Friday, April 03, 2015


Some Missing Words in Acts 17.34

Acts of the Apostles 17.34 (Revised Standard Version):
But some men joined him and believed, among them Dionysius the Areopagite and a woman named Damaris and others with them.

τινὲς δὲ ἄνδρες κολληθέντες αὐτῷ ἐπίστευσαν, ἐν οἷς καὶ Διονύσιος ὁ Ἀρεοπαγίτης καὶ γυνὴ ὀνόματι Δάμαρις καὶ ἕτεροι σὺν αὐτοῖς.
I don't have a copy of Bruce M. Metzger, A Textual Commentary on the Greek New Testament, 4th ed. (London: United Bible Societies, 1994), but I think he commented on this verse as follows (translation in square brackets added by me):
The omission in codex Bezae of the words καὶ γυνὴ ὀνόματι Δάμαρις ["and a woman named Damaris"] has been taken by some (e.g. Wm.M. Ramsay) to be another indication of the anti-feminist attitude of the scribe (see the comment on ver. 12 above). It is, however, more likely, as A.C. Clark suggests, that a line in an ancestor of codex Bezae had been accidentally omitted, so that what remains in D is ἐν οἷς καὶ Διονύσιός τις Ἀρεοπαγείτης εὐσχήμων καὶ ἕτεροι σὺν αὐτοῖς ("among whom also was a certain Dionysius, an Areopagite of high standing, and others with them"). In either case, however, the concluding phrase σὺν αὐτοῖς suggests that Luke originally specified more than one person (Dionysius) as among Paul's converts.
A different explanation for the omission of the words καὶ γυνὴ ὀνόματι Δάμαρις occurred to me. The antecedent of the relative pronoun οἷς is ἄνδρες (nominative plural of ἀνήρ).

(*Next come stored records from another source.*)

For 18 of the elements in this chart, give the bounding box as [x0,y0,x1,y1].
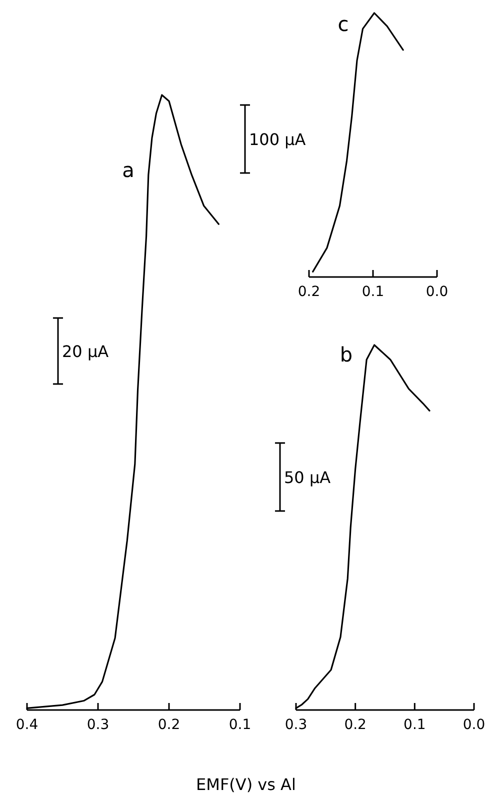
series-label: b [340,342,353,367]
x-tick-label: 0.0 [462,717,486,733]
x-tick-label: 0.4 [16,717,38,733]
x-axis-title: EMF(V) vs Al [196,775,296,794]
x-tick-label: 0.3 [86,717,110,733]
x-tick-label: 0.2 [158,717,180,733]
annotation: 20 μA [62,342,109,361]
x-tick-label: 0.1 [404,717,426,733]
annotation: 50 μA [284,468,331,487]
x-tick-label: 0.2 [298,284,320,300]
series-label: c [338,12,349,36]
x-tick-label: 0.1 [362,284,384,300]
x-tick-label: 0.2 [344,717,366,733]
series-label: a [122,158,134,182]
text: 100 μA [249,130,306,149]
x-tick-label: 0.3 [284,717,308,733]
x-tick-label: 0.0 [426,284,448,300]
x-tick-label: 0.1 [228,717,252,733]
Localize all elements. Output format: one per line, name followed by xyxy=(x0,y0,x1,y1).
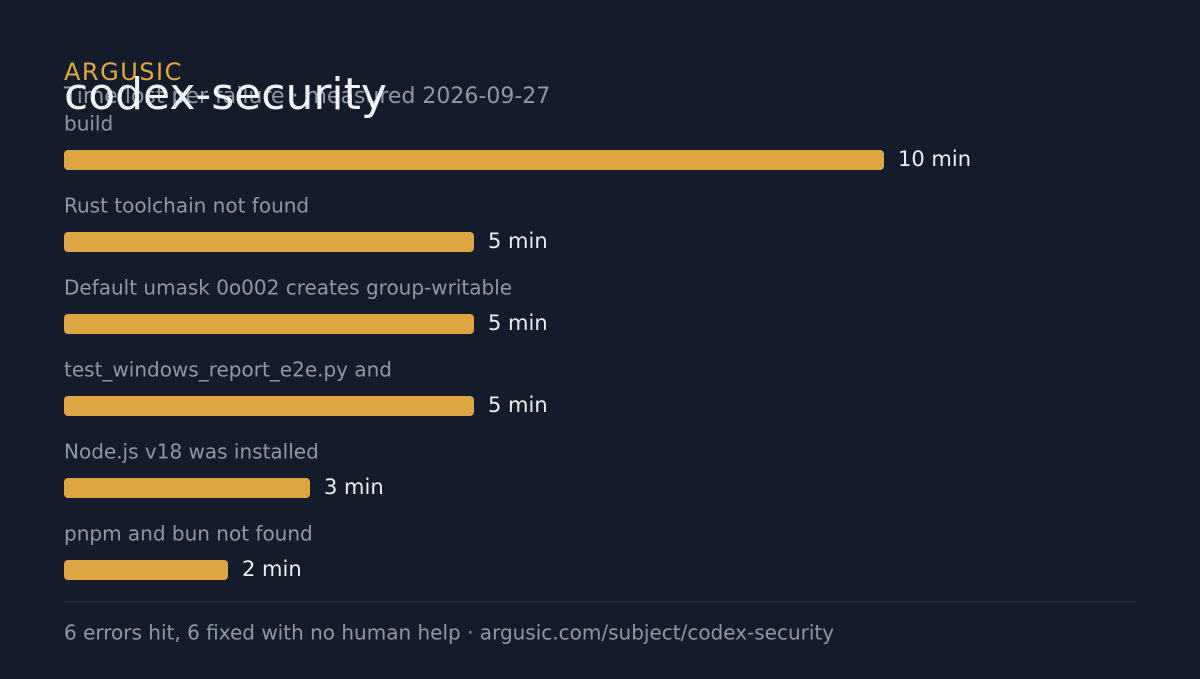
footer: 6 errors hit, 6 fixed with no human help… xyxy=(64,621,834,645)
category-label: Node.js v18 was installed xyxy=(64,440,319,464)
category-label: build xyxy=(64,112,113,136)
category-label: Default umask 0o002 creates group-writab… xyxy=(64,276,512,300)
bar xyxy=(64,396,474,416)
bar xyxy=(64,314,474,334)
value-label: 5 min xyxy=(488,229,548,253)
bar xyxy=(64,560,228,580)
category-label: pnpm and bun not found xyxy=(64,522,313,546)
chart-title: codex-security xyxy=(64,69,387,120)
value-label: 5 min xyxy=(488,311,548,335)
value-label: 5 min xyxy=(488,393,548,417)
value-label: 10 min xyxy=(898,147,971,171)
value-label: 2 min xyxy=(242,557,302,581)
chart-subtitle: Time lost per failure · measured 2026-09… xyxy=(63,84,550,109)
category-label: Rust toolchain not found xyxy=(64,194,309,218)
brand: ARGUSIC xyxy=(64,58,183,86)
bar xyxy=(64,478,310,498)
bar xyxy=(64,150,884,170)
bar xyxy=(64,232,474,252)
category-label: test_windows_report_e2e.py and xyxy=(64,358,392,382)
value-label: 3 min xyxy=(324,475,384,499)
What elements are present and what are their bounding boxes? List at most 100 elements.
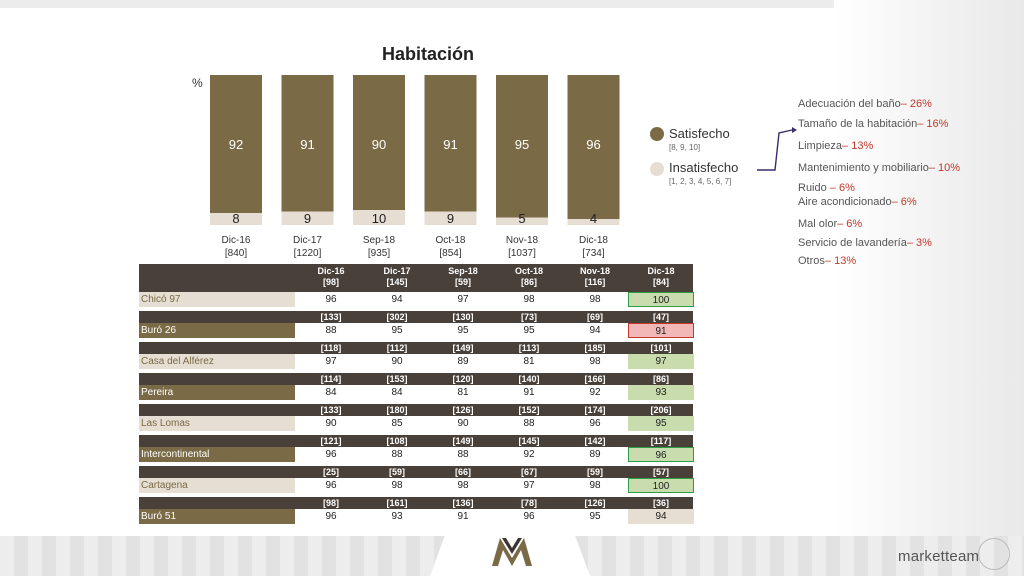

The primary meaning of ἀνήρ is "man, opp. woman" (Liddell-Scott-Jones), i.e. "a man as opposed to a woman." Could a scribe have reasoned as follows?
  1. In Athens some men (τινὲς δὲ ἄνδρες) joined Paul.
  2. Damaris was a woman (γυνή).
  3. As a woman, Damaris cannot be counted among these men who joined Paul.
  4. The words καὶ γυνὴ ὀνόματι Δάμαρις therefore appear to contradict the words τινὲς δὲ ἄνδρες.
  5. I've already written ἄνδρες. Instead of blotting it out, I'll omit καὶ γυνὴ ὀνόματι Δάμαρις to avoid the contradiction.
Just idle speculation, in which even I don't put much stock.